ANCIEN législateur et personnalité sportive, Temba Mliswa a fait appel aux tribunaux, arguant que le comité d’éthique de la Fédération zimbabwéenne de football (ZIFA) qui l’a empêché de se présenter à la présidence de l’instance mère est en conflit et a présidé des processus défectueux.
Le comité d’éthique de la ZIFA a statué que Mliswa n’était pas éligible parce qu’il n’avait pas soumis ses qualifications de niveau O.
Dans une déclaration sur son pseudo ce week-end, Mliswa, par l’intermédiaire de son avocat, Musindo Ongwe, a déclaré que le sous-comité chargé du processus de vérification qui l’a exclu était intenable et insoutenable en termes de raison.
« Sur la base que le critère de disqualification était la non-soumission des qualifications de niveau O, pourtant les statuts de la ZIFA eux-mêmes parlent de qualifications de niveau O ou équivalentes.
« Notre client a soumis des qualifications clairement classées au-dessus des qualifications de niveau O, c’est-à-dire le seuil minimum fixé par les statuts de la ZIFA. Il est donc illogique et tout à fait incompréhensible que vous soyez disqualifié pour avoir détenu un diplôme supérieur au minimum requis », a déclaré Ongwe.
« Ainsi, sur cette base, nous avons, conformément aux dispositions des statuts de la ZIFA, déposé notre recours auprès du Tribunal arbitral du sport comme le mandatent les statuts de la ZIFA. C’est le premier problème.
« Le deuxième problème : le Comité de normalisation du ZIFA a procédé à la normalisation du ZIFA d’une manière anormale dans le sens où, en tant que précurseur des processus électoraux en cours, il y a eu un processus d’amendement constitutionnel, un processus d’élaboration constitutionnelle défendu par le Comité de normalisation. Comité et qui a payé les exigences du mandat donné à la Commission de normalisation par la FIFA devait être ratifié par la ZIFA au congrès », a déclaré Ongwe.

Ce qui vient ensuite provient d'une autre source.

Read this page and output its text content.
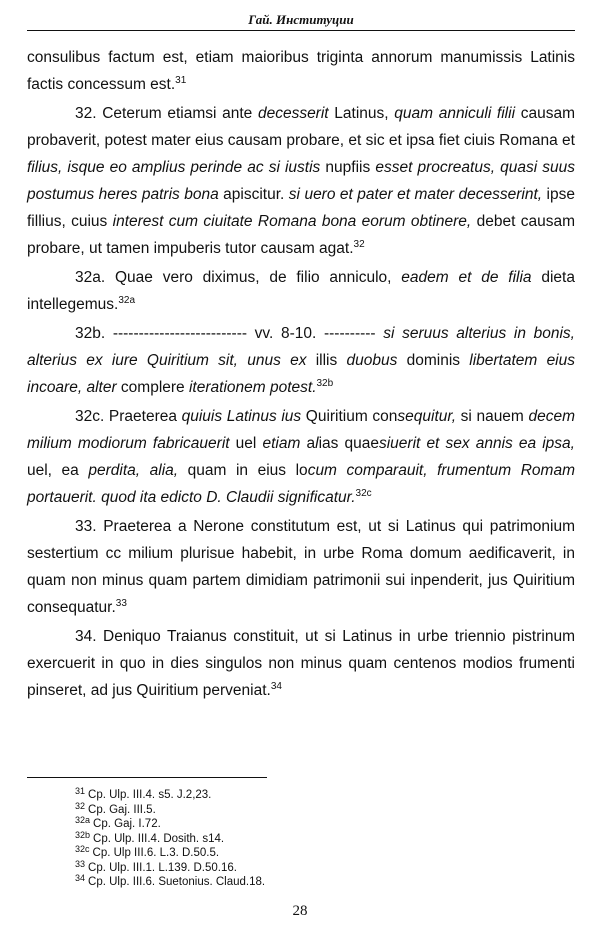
Гай. Институции

consulibus factum est, etiam maioribus triginta annorum manumissis Latinis factis concessum est.$^{31}$

32. Ceterum etiamsi ante decesserit Latinus, quam anniculi filii causam probaverit, potest mater eius causam probare, et sic et ipsa fiet ciuis Romana et filius, isque eo amplius perinde ac si iustis nupfiis esset procreatus, quasi suus postumus heres patris bona apiscitur. si uero et pater et mater decesserint, ipse fillius, cuius interest cum ciuitate Romana bona eorum obtinere, debet causam probare, ut tamen impuberis tutor causam agat.$^{32}$

32a. Quae vero diximus, de filio anniculo, eadem et de filia dieta intellegemus.$^{32a}$

32b. -------------------------- vv. 8-10. ---------- si seruus alterius in bonis, alterius ex iure Quiritium sit, unus ex illis duobus dominis libertatem eius incoare, alter complere iterationem potest.$^{32b}$

32c. Praeterea quiuis Latinus ius Quiritium consequitur, si nauem decem milium modiorum fabricauerit uel etiam alias quaesiuerit et sex annis ea ipsa, uel, ea perdita, alia, quam in eius locum comparauit, frumentum Romam portauerit. quod ita edicto D. Claudii significatur.$^{32c}$

33. Praeterea a Nerone constitutum est, ut si Latinus qui patrimonium sestertium cc milium plurisue habebit, in urbe Roma domum aedificaverit, in quam non minus quam partem dimidiam patrimonii sui inpenderit, jus Quiritium consequatur.$^{33}$

34. Deniquo Traianus constituit, ut si Latinus in urbe triennio pistrinum exercuerit in quo in dies singulos non minus quam centenos modios frumenti pinseret, ad jus Quiritium perveniat.$^{34}$

$^{31}$ Cp. Ulp. III.4. s5. J.2,23.
$^{32}$ Cp. Gaj. III.5.
$^{32a}$ Cp. Gaj. I.72.
$^{32b}$ Cp. Ulp. III.4. Dosith. s14.
$^{32c}$ Cp. Ulp III.6. L.3. D.50.5.
$^{33}$ Cp. Ulp. III.1. L.139. D.50.16.
$^{34}$ Cp. Ulp. III.6. Suetonius. Claud.18.
28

Concernant la convocation d’un congrès, Ongwe a déclaré : « Le congrès a été convoqué. Je dis convoqué au tribunal le 18 octobre 2024, et là il a présidé les affaires de la ZIFA et, entre autres choses, il a décidé d’adopter le projet de statuts modifiés de la ZIFA qui ont ensuite été soumis à la Commission des Sports et des Loisirs et adoptés par la Commission des Sports et des Loisirs. Commission et qui constitue la base sur laquelle se déroule actuellement le processus électoral actuel.
Selon lui, une crise est survenue.
«Le congrès de la ZIFA ne peut légalement prendre des décisions, ne peut légalement prendre des résolutions que s’il est dûment constitué. Les délégués qui ont siégé le 18 octobre 2024 n’ont pas pour mandat de mener des affaires liées au football au nom de la ZIFA.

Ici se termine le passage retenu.